How much heat is necessary to change 30 g of ice at -20°C into water at 20°C?
c(ice)= 2 060 J/kg•degr
c(water)= 4180 J/kg•degr
λ = 335000 J/kg
Q=Q1+Q2+Q3
Q1=m•c(ice) •ΔT= 0.03•2060 • 20 =1236 J.
Q2=λm=335000•0.03=10050 J
Q3 = m•c(water) •ΔT=0.03•4180•20=2508 J
Q=1236+10050+2508 =13794 J
To determine the amount of heat required to change a given substance from one state to another, we need to understand the concept of heat transfer and use the specific heat capacity formula.

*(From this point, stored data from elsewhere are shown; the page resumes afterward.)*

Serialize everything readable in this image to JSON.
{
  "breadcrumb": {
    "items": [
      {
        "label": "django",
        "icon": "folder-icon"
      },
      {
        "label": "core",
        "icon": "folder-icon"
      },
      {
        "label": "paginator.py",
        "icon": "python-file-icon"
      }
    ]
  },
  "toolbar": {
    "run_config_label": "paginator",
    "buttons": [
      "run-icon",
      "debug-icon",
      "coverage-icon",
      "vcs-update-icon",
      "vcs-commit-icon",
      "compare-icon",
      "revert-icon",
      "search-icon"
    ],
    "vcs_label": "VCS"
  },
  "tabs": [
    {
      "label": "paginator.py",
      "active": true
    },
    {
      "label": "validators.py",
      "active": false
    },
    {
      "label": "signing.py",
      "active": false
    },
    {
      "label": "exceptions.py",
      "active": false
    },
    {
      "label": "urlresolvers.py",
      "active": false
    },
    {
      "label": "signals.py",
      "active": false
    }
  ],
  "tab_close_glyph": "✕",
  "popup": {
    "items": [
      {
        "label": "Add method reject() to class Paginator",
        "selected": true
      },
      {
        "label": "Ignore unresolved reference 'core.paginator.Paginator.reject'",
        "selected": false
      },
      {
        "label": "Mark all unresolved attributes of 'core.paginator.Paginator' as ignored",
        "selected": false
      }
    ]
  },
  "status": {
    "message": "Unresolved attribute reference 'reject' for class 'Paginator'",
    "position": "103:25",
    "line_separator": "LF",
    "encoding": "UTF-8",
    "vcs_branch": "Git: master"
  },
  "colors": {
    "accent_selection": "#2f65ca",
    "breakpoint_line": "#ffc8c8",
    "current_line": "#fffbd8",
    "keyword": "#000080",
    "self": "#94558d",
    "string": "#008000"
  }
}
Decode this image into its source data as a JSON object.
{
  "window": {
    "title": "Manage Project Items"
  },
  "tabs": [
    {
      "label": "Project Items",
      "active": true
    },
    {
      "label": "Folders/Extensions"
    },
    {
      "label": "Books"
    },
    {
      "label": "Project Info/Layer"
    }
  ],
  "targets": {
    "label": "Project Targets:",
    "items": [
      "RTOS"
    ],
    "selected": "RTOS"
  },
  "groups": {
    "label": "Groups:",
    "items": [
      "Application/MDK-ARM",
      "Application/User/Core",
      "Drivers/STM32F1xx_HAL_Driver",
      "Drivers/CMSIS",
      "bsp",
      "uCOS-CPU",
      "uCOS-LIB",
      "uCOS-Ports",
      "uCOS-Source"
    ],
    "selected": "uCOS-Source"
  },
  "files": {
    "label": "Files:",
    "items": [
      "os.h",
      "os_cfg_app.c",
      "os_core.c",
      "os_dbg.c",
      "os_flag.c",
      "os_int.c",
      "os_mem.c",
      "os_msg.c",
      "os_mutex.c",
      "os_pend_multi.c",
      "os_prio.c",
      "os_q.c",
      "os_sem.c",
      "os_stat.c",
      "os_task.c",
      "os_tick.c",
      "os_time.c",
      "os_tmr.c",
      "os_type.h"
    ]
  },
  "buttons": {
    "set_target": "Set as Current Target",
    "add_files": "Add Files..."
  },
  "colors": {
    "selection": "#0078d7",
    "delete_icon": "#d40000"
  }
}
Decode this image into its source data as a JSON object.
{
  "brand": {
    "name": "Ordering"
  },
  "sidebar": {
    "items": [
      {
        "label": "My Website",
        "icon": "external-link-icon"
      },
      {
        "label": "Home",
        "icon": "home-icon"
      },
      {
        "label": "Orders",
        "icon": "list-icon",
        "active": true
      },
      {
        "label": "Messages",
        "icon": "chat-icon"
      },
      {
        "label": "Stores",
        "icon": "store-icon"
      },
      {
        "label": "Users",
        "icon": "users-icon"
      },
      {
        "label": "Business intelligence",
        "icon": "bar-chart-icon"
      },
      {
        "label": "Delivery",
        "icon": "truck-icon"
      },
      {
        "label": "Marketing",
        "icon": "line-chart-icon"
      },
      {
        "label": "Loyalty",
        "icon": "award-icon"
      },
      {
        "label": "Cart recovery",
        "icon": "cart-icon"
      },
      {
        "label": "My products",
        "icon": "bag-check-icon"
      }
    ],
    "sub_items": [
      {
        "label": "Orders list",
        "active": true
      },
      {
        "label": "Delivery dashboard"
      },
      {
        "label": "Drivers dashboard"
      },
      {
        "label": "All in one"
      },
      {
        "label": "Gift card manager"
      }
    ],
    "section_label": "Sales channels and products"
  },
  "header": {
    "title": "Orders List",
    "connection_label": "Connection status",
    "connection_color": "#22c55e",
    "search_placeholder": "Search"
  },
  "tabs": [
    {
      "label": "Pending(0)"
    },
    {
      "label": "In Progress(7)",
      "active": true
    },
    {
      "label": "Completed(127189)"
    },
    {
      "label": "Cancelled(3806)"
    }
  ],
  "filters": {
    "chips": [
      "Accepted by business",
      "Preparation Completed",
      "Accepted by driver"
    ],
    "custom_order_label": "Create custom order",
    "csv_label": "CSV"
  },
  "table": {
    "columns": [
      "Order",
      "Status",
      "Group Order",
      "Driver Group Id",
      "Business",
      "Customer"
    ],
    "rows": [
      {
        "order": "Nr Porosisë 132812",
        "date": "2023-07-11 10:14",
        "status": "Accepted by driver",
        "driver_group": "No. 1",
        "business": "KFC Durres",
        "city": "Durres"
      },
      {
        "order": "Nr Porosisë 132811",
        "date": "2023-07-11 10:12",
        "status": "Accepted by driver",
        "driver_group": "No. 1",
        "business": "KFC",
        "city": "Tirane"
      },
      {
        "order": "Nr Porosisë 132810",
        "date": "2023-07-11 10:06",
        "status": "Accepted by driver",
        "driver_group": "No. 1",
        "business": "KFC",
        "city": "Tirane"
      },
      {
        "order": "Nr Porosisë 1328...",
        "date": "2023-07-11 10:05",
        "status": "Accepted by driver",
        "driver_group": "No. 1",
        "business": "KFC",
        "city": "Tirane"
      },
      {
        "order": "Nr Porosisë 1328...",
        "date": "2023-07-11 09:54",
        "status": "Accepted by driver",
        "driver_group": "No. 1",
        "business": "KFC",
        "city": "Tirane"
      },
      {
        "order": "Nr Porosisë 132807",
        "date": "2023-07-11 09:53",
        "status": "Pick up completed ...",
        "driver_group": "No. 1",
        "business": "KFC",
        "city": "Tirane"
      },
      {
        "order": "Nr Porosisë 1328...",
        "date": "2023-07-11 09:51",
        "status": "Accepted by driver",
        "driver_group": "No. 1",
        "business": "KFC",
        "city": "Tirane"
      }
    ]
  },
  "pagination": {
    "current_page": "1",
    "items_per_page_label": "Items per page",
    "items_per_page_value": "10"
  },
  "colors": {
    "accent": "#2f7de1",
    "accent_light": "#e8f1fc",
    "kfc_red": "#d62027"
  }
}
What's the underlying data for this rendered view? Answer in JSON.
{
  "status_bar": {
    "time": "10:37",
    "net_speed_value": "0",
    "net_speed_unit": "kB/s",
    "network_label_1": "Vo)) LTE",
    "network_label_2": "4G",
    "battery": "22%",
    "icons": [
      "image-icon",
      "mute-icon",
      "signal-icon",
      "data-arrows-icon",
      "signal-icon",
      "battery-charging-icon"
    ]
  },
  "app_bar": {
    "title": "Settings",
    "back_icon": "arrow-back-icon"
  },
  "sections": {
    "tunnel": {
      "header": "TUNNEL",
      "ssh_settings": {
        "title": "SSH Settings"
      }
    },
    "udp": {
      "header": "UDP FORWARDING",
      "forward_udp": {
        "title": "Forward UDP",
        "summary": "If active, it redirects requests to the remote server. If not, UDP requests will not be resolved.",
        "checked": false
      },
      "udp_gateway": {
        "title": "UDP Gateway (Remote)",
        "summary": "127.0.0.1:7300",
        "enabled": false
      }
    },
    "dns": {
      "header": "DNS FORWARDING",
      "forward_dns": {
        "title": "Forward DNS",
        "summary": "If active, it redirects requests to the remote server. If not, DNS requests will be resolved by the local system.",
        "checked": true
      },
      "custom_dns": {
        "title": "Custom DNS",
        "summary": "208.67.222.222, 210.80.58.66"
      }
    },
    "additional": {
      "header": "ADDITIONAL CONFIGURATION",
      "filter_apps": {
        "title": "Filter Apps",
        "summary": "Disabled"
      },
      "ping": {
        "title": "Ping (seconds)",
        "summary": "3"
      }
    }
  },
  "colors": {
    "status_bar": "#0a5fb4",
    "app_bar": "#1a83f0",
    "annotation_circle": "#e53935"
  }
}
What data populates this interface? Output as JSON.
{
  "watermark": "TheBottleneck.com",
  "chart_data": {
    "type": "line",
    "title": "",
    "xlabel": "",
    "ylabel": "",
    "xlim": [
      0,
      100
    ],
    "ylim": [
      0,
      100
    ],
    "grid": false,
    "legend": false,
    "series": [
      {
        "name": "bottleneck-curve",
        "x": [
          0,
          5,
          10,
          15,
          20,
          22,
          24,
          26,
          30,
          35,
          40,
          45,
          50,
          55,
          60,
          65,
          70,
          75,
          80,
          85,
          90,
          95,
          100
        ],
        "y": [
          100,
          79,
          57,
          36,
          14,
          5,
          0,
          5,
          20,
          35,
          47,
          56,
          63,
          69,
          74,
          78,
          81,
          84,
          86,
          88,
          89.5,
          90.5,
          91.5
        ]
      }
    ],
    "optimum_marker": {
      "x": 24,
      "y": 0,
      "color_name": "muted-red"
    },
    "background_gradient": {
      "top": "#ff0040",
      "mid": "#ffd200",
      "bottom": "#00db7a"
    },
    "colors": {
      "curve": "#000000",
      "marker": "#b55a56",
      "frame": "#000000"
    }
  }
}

First, we need to break down the process into two steps:
1. Heating the ice from -20°C to 0°C (phase change from solid to liquid).
2. Heating the water from 0°C to 20°C (temperature change within the liquid state).
Step 1: Heating the ice to 0°C
To calculate the heat required to raise the temperature of the ice, we use the formula:
Q = m * c * ΔT
Where:
Q = heat transferred (in Joules)
m = mass of the substance (in grams)
c = specific heat capacity of the substance (in J/g°C)
ΔT = change in temperature
The specific heat capacity of ice is approximately 2.09 J/g°C. Therefore, to raise the temperature of the ice from -20°C to 0°C:
Q1 = 30 g * 2.09 J/g°C * (0°C - (-20°C))
Q1 = 30 g * 2.09 J/g°C * 20°C
Q1 = 1254 J
Step 2: Heating the water to 20°C
To calculate the heat required to heat the water from 0°C to 20°C, we again use the formula:
Q = m * c * ΔT
The specific heat capacity of water is approximately 4.18 J/g°C. Therefore, to raise the temperature of the water from 0°C to 20°C:
Q2 = 30 g * 4.18 J/g°C * (20°C - 0°C)
Q2 = 30 g * 4.18 J/g°C * 20°C
Q2 = 2510 J
Now, to find the total heat required for the whole process, we sum up Q1 and Q2:
Total heat = Q1 + Q2
Total heat = 1254 J + 2510 J
Total heat = 3764 J
Therefore, approximately 3764 Joules of heat is required to change 30 g of ice at -20°C into water at 20°C.
To determine the amount of heat necessary to change ice at -20°C into water at 20°C, we need to consider three steps:
1. Heating the ice from -20°C to 0°C to melt it
2. Adding heat to the water at 0°C to bring it to 100°C
3. Heating the water from 100°C to 20°C
Each step requires a specific amount of heat.
Step 1: Heat required to melt the ice
The heat required to melt the ice can be calculated using the formula:
Q = m * L_f
where:
Q = heat energy (in Joules)
m = mass of the ice (in grams)
L_f = latent heat of fusion (in Joules/gram)
The latent heat of fusion for ice is approximately 334 J/g.
Q1 = 30 g * 334 J/g = 10,020 J
Step 2: Heat required to go from 0°C to 100°C
The heat required to raise the temperature of water is calculated using the formula:
Q = m * c * ΔT
where:
Q = heat energy (in Joules)
m = mass of the water (in grams)
c = specific heat capacity of water (approximately 4.18 J/g°C)
ΔT = change in temperature (in °C)
In this case, the change in temperature is from 0°C to 100°C.
Q2 = 30 g * 4.18 J/g°C * (100°C - 0°C) = 12,540 J
Step 3: Heat required to go from 100°C to 20°C
Using the same formula as in step 2, we calculate the heat required for this step.
Q3 = 30 g * 4.18 J/g°C * (20°C - 100°C) = -18,864 J (negative sign indicates heat is released)
Total heat required:
To find the total heat required to change the ice at -20°C into water at 20°C, we sum up the three steps:
Total heat = Q1 + Q2 + Q3
Total heat = 10,020 J + 12,540 J - 18,864 J
Total heat = 3,696 J
Therefore, approximately 3,696 Joules of heat is needed to change 30 grams of ice at -20°C into water at 20°C.